Interesting piece from today's Football briefing in The Athletic about Bury's demise:
By the time you read this, it might be the time for calm and structured thoughts.
But not now. Not in the dark of the middle of the night as the candle is snuffed out on Bury. Not while the body is still warm.
That this 134-year-old institution even survived to Tuesday’s 5pm extension was, frankly, false hope.
Potential saviours C&N Sporting Risk Ltd had privately cautioned against stories that a last-gasp deal to resuscitate the club was anywhere close and it proved to be way off. Once they got a look at the books, and what had been done to Bury, it became clear that any takeover was impossible.
On Tuesday evening the EFL turned off Bury’s life support switch, finally announcing the time of death at 11.07pm.
For fans of the club who had to wait over six hours in agonising silence, not a single thought was given. You would hope because those at the EFL were sat in shame, but to expect such introspection would be breathtakingly presumptuous. This is the organisation that created the environment for this to happen. It is not the organisation who appears ready to acknowledge that.

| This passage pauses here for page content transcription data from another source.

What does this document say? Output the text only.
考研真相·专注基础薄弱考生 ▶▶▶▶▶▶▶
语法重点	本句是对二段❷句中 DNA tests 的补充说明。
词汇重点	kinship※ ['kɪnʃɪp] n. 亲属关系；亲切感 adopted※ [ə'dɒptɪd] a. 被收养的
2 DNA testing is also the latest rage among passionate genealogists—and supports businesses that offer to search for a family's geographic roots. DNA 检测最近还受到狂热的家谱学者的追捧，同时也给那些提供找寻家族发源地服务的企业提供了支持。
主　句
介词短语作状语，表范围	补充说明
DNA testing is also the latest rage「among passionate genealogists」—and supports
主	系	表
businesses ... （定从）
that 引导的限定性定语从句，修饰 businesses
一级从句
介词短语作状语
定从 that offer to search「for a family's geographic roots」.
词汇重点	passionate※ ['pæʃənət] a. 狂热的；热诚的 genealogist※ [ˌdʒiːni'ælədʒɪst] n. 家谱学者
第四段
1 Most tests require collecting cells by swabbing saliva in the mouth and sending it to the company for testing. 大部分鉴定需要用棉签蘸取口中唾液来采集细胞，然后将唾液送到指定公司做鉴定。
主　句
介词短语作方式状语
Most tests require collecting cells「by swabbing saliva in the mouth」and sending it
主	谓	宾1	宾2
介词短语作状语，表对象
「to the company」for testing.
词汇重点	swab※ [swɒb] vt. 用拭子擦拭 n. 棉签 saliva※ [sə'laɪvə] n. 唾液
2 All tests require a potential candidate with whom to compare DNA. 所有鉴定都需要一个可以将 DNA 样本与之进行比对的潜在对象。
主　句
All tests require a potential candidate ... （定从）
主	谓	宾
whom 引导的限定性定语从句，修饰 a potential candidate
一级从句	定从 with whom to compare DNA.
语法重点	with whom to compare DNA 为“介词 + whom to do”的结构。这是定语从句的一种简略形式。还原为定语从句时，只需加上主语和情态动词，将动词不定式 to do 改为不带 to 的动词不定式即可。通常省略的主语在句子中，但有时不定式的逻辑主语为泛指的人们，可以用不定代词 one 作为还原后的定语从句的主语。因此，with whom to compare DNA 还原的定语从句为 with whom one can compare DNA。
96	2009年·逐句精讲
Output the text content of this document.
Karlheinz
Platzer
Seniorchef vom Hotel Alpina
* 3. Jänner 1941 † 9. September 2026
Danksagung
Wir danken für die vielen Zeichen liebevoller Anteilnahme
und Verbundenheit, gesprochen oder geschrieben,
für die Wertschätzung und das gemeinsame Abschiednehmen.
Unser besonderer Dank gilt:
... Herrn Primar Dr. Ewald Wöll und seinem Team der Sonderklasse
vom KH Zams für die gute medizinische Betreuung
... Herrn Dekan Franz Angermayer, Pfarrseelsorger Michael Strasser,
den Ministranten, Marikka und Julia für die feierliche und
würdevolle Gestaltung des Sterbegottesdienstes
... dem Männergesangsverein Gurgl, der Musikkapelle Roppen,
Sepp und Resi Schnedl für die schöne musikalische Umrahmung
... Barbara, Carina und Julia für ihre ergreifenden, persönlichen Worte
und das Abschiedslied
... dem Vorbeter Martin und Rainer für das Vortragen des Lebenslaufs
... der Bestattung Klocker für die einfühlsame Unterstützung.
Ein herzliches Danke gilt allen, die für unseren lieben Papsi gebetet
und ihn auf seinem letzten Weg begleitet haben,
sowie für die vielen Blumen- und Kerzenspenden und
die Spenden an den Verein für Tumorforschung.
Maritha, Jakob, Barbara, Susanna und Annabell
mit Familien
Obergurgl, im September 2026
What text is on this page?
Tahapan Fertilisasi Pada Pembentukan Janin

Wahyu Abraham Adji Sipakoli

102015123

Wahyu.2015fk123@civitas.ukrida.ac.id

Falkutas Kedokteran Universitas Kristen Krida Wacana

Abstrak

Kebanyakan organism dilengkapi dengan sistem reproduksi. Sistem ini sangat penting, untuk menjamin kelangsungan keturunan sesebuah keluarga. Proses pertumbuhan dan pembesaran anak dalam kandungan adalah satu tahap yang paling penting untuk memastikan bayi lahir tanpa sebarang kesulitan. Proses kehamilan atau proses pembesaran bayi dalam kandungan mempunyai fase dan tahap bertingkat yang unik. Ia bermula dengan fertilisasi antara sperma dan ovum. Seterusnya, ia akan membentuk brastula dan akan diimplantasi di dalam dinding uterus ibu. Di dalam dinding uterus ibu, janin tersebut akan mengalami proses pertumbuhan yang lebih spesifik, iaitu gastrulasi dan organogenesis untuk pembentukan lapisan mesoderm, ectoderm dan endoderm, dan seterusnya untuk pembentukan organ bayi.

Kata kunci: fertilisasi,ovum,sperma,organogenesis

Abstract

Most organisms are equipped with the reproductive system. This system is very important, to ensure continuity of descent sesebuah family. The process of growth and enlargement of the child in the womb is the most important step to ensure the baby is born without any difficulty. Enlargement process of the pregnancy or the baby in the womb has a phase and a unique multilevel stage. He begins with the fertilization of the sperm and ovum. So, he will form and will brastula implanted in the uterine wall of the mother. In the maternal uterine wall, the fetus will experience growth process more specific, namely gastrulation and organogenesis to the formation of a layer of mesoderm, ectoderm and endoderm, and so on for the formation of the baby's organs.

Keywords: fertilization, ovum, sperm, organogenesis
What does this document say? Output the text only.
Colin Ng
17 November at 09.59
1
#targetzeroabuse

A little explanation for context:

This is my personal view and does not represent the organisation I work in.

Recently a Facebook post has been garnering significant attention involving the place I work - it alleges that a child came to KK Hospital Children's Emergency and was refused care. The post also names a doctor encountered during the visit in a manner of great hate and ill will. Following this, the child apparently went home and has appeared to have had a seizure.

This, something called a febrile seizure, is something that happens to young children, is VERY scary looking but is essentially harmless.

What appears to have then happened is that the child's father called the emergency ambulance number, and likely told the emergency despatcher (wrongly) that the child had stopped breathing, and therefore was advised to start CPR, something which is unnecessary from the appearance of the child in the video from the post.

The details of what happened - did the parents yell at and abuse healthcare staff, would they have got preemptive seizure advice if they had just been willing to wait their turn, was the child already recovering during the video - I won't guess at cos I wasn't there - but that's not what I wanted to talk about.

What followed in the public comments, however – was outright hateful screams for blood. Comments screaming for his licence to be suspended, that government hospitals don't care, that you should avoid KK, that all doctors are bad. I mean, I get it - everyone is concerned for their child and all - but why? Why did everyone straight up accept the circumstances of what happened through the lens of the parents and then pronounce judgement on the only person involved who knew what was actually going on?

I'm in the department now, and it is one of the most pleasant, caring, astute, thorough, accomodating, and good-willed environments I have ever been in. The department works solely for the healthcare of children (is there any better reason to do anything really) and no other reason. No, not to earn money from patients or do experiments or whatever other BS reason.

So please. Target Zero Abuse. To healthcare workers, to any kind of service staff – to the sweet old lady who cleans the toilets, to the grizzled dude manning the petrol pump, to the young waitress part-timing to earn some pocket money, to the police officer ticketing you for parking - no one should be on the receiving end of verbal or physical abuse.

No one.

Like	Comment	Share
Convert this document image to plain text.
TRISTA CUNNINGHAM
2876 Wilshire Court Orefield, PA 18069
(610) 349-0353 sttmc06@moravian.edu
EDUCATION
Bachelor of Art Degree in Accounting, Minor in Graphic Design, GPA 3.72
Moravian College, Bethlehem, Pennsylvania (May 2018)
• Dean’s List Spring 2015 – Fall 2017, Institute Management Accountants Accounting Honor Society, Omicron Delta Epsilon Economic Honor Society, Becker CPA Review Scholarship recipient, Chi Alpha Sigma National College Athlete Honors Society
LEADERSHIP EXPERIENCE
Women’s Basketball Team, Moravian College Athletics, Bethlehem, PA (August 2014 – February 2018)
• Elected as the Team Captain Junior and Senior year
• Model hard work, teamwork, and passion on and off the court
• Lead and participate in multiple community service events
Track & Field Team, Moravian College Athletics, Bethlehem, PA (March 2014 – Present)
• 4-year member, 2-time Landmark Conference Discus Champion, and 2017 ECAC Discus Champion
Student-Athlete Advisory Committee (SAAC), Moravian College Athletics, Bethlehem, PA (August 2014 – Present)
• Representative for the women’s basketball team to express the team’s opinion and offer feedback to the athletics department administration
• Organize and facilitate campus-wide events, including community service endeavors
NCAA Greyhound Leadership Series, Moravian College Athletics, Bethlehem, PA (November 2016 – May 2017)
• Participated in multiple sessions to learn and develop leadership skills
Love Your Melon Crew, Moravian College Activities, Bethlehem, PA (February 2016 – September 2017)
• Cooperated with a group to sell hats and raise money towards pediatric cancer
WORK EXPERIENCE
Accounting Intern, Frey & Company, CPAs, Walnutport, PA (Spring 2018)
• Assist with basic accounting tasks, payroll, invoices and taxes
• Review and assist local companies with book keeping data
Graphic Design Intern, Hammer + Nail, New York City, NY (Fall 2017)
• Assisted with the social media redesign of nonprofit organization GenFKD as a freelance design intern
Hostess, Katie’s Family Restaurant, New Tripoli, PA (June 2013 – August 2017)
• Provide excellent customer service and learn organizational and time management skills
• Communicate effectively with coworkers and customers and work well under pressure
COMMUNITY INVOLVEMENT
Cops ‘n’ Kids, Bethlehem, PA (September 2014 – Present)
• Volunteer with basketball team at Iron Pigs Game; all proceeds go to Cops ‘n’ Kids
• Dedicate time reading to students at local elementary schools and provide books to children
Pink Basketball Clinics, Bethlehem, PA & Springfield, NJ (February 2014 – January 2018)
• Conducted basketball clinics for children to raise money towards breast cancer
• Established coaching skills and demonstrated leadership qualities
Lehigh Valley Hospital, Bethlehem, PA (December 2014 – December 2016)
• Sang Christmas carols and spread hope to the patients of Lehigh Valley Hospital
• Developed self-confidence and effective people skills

Shaun Harvey - who was recently ousted as the organisation’s chief executive by its unhappy member clubs, you may remember - is not solely responsible for the financial mess of the lower leagues. He did, however, preside over a period where due diligence was simply not carried out on new owners of clubs and where the bottom half of the three divisions he watched over was allowed to decay.
The EFL’s statement last night said there should be an investigation “into decisions taken at Bury FC over the last few seasons” which is absolutely correct. They stopped short of recommending any investigations in to why they didn’t heed any of the warning signs, or listen to the concerned fans, or pay attention to the filleting of one of their members for the profit of third parties.
Bolton Wanderers, just seven years removed from the Premier League, have 14 days to prevent themselves following in Bury’s grim footsteps.
Even mentioning their recent stint in the top flight seems crazy because, as we know so well, the Premier League is positively overflowing with cash. Transfers have never been so big, the players have never been so skilful, their hairstyles have never been so wild and the ticker counting up every pound spent has never been so vividly yellow and so brashly thrust in your face. That the same ticker was used to count down to Bury's morbid deadline was, at best, crass.
British football is full of money… except when it isn’t.
How many of the clubs in the Premier League are owned by companies that pay tax in the UK? Correct me if I’m wrong but I think you can count them on one hand. In recent years there have been times you could probably count them on one finger.
Peddling the myth of trickle-down economics has always been a way of the richest preserving their wealth but when it’s so demonstrable and obvious that hundreds of millions of pounds are going offshore - even if you never read the accounts and only paid attention to transfer stories you would realise that - it is no mystery that those at the bottom will get strangled by the process.
We are at the point where it makes more sense to wonder how lower league clubs are staying in business rather than tweeting pointless condolences when they go to the wall.
Do I have faith that anything will be done? About as much as I do that those imaginary millions might trickle down and save the next couple of clubs from disaster.
The article was penned by Ed Malyon, former Sports Editor at the Independent who is now the Managing Director at the Athletic.
If the Managing Director is prepared to tell it how it is hopefully some of his reporters will follow suit.